The U.S. Agency for International Development has given Georgia State University a $50,000 grant to help a West African university plot its academic future.
Georgia State will develop a five-year strategic plan for business, management and economics programs at the International University of Grand-Bassam in Cote d’Ivoire.
Higher Education for Development, an international educational organization that works closely with USAID, awarded 20 of the grants to help fund growing partnerships between American and African universities.
More than 300 universities applied. No other Georgia universities were awarded grants.
Georgia State and the International University have worked together since 1994, but political uprisings delayed the relationship’s progress. Since 1998, many faculty and student exchanges have taken place.
The Cote d’Ivoire school is the first English-language university in the country modeled after the U.S. higher education system, according to the Georgia State Office of International Affairs.
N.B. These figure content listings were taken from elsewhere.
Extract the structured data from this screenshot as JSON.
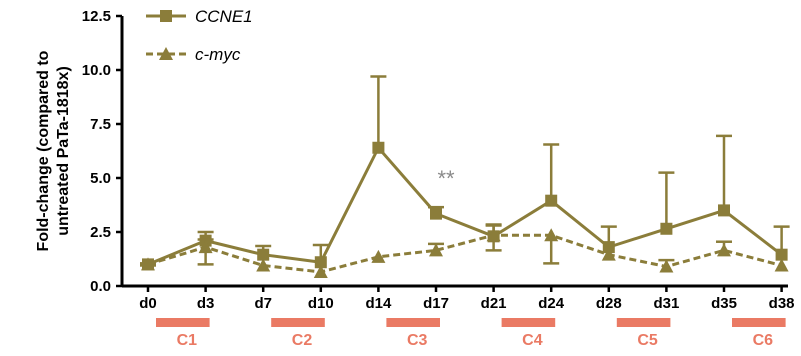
{
  "chart_data": {
    "type": "line",
    "ylabel_lines": [
      "untreated PaTa-1818x)",
      "Fold-change (compared to"
    ],
    "ylim": [
      0,
      12.5
    ],
    "yticks": [
      "0.0",
      "2.5",
      "5.0",
      "7.5",
      "10.0",
      "12.5"
    ],
    "categories": [
      "d0",
      "d3",
      "d7",
      "d10",
      "d14",
      "d17",
      "d21",
      "d24",
      "d28",
      "d31",
      "d35",
      "d38"
    ],
    "series": [
      {
        "name": "CCNE1",
        "color": "#8b7d3a",
        "line_style": "solid",
        "marker": "square",
        "values": [
          1.0,
          2.1,
          1.45,
          1.1,
          6.4,
          3.35,
          2.3,
          3.95,
          1.8,
          2.65,
          3.5,
          1.45
        ],
        "error_up": [
          0.05,
          0.4,
          0.4,
          0.8,
          3.3,
          0.3,
          0.55,
          2.6,
          0.95,
          2.6,
          3.45,
          1.3
        ],
        "error_down": [
          0.05,
          0,
          0,
          0,
          0,
          0,
          0,
          0,
          0,
          0,
          0,
          0
        ]
      },
      {
        "name": "c-myc",
        "color": "#8b7d3a",
        "line_style": "dashed",
        "marker": "triangle",
        "values": [
          1.0,
          1.8,
          0.95,
          0.65,
          1.35,
          1.65,
          2.35,
          2.35,
          1.45,
          0.9,
          1.65,
          0.95
        ],
        "error_up": [
          0,
          0.35,
          0,
          0,
          0,
          0.3,
          0.45,
          0,
          0,
          0.3,
          0.4,
          0
        ],
        "error_down": [
          0,
          0.8,
          0,
          0,
          0,
          0,
          0.7,
          1.3,
          0,
          0,
          0,
          0
        ]
      }
    ],
    "cycles": [
      {
        "label": "C1",
        "from": "d0",
        "to": "d3"
      },
      {
        "label": "C2",
        "from": "d7",
        "to": "d10"
      },
      {
        "label": "C3",
        "from": "d14",
        "to": "d17"
      },
      {
        "label": "C4",
        "from": "d21",
        "to": "d24"
      },
      {
        "label": "C5",
        "from": "d28",
        "to": "d31"
      },
      {
        "label": "C6",
        "from": "d35",
        "to": "d38"
      }
    ],
    "cycle_color": "#ea7a64",
    "annotations": [
      {
        "text": "**",
        "at": "d17",
        "y": 5.1
      }
    ],
    "legend_position": "top-left",
    "grid": false
  }
}
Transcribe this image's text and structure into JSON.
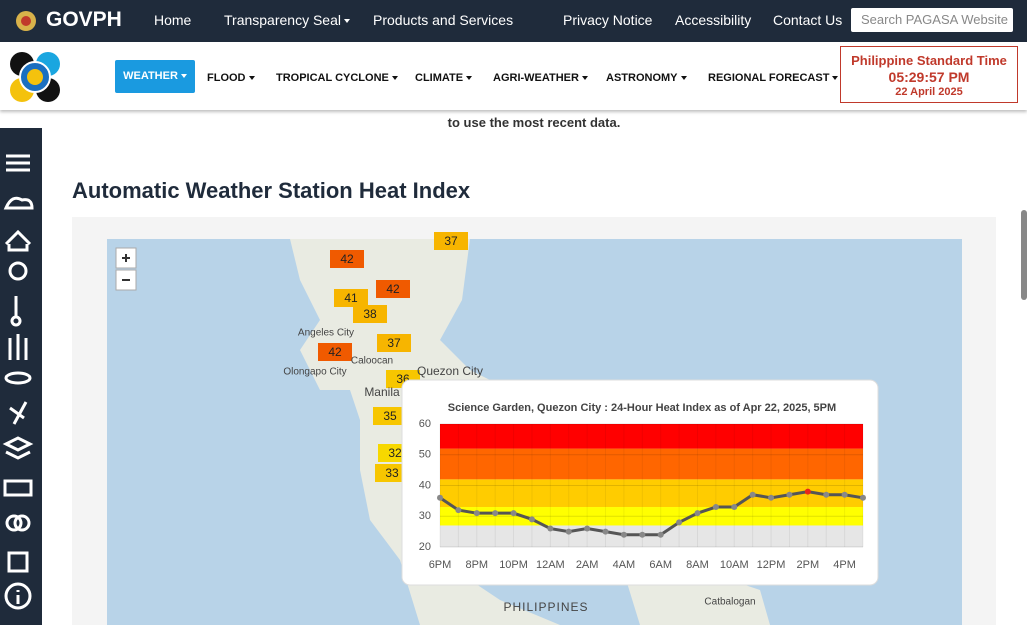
{
  "header": {
    "brand": "GOVPH",
    "nav": [
      "Home",
      "Transparency Seal",
      "Products and Services",
      "Privacy Notice",
      "Accessibility",
      "Contact Us"
    ],
    "search_placeholder": "Search PAGASA Website"
  },
  "menu": {
    "items": [
      "WEATHER",
      "FLOOD",
      "TROPICAL CYCLONE",
      "CLIMATE",
      "AGRI-WEATHER",
      "ASTRONOMY",
      "REGIONAL FORECAST"
    ]
  },
  "clock": {
    "label": "Philippine Standard Time",
    "time": "05:29:57 PM",
    "date": "22 April 2025"
  },
  "notice": "to use the most recent data.",
  "heading": "Automatic Weather Station Heat Index",
  "map": {
    "places": [
      "Angeles City",
      "Olongapo City",
      "Caloocan",
      "Quezon City",
      "Manila",
      "PHILIPPINES",
      "Catbalogan"
    ],
    "markers": [
      {
        "value": 37,
        "color": "#f7b500"
      },
      {
        "value": 42,
        "color": "#f05a00"
      },
      {
        "value": 42,
        "color": "#f05a00"
      },
      {
        "value": 41,
        "color": "#f7b500"
      },
      {
        "value": 38,
        "color": "#f7b500"
      },
      {
        "value": 37,
        "color": "#f7b500"
      },
      {
        "value": 42,
        "color": "#f05a00"
      },
      {
        "value": 36,
        "color": "#f7c600"
      },
      {
        "value": 35,
        "color": "#f7c600"
      },
      {
        "value": 32,
        "color": "#f7d800"
      },
      {
        "value": 33,
        "color": "#f7c600"
      }
    ]
  },
  "chart_data": {
    "type": "line",
    "title": "Science Garden, Quezon City : 24-Hour Heat Index as of Apr 22, 2025, 5PM",
    "categories": [
      "6PM",
      null,
      "8PM",
      null,
      "10PM",
      null,
      "12AM",
      null,
      "2AM",
      null,
      "4AM",
      null,
      "6AM",
      null,
      "8AM",
      null,
      "10AM",
      null,
      "12PM",
      null,
      "2PM",
      null,
      "4PM",
      null
    ],
    "series": [
      {
        "color": "#555555",
        "values": [
          36,
          32,
          31,
          31,
          31,
          29,
          26,
          25,
          26,
          25,
          24,
          24,
          24,
          28,
          31,
          33,
          33,
          37,
          36,
          37,
          38,
          37,
          37,
          36
        ]
      }
    ],
    "highlight_color": "#e8261b",
    "ylim": [
      20,
      60
    ],
    "yticks": [
      20,
      30,
      40,
      50,
      60
    ],
    "bands": [
      {
        "from": 20,
        "to": 27,
        "color": "#e6e6e6"
      },
      {
        "from": 27,
        "to": 33,
        "color": "#ffff00"
      },
      {
        "from": 33,
        "to": 42,
        "color": "#ffcc00"
      },
      {
        "from": 42,
        "to": 52,
        "color": "#ff6600"
      },
      {
        "from": 52,
        "to": 60,
        "color": "#ff0000"
      }
    ],
    "grid": true
  }
}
With the grant, officials hope to complete a four-year undergraduate curriculum and develop graduate programs in business and public administration with the goal of training leaders who can help the local economy prosper.
“IUGB’s core objective is to build human capital for regional economic development. We intend to produce qualified and skilled personnel who are trained in problem solving and intercultural cooperation,” said Saliou Torre, president of the International University, at its first board meeting in the city of Grand-Bassam.
The International University currently has 150 students and hopes to double that number this year with Georgia State’s help.
The $50,000 grant is small compared to other grants Higher Education for Development gave to Georgia State at the end of 2008.
The university won $2.1 million for a variety of projects, including $1.5 million to develop an executive MBA program at the University of Alexandria in Egypt and $400,000 for a partnership with Cairo University.
Georgia State also got $250,000 to help develop English language teaching curricula at the Universidad Pedagógica Nacional of Mexico.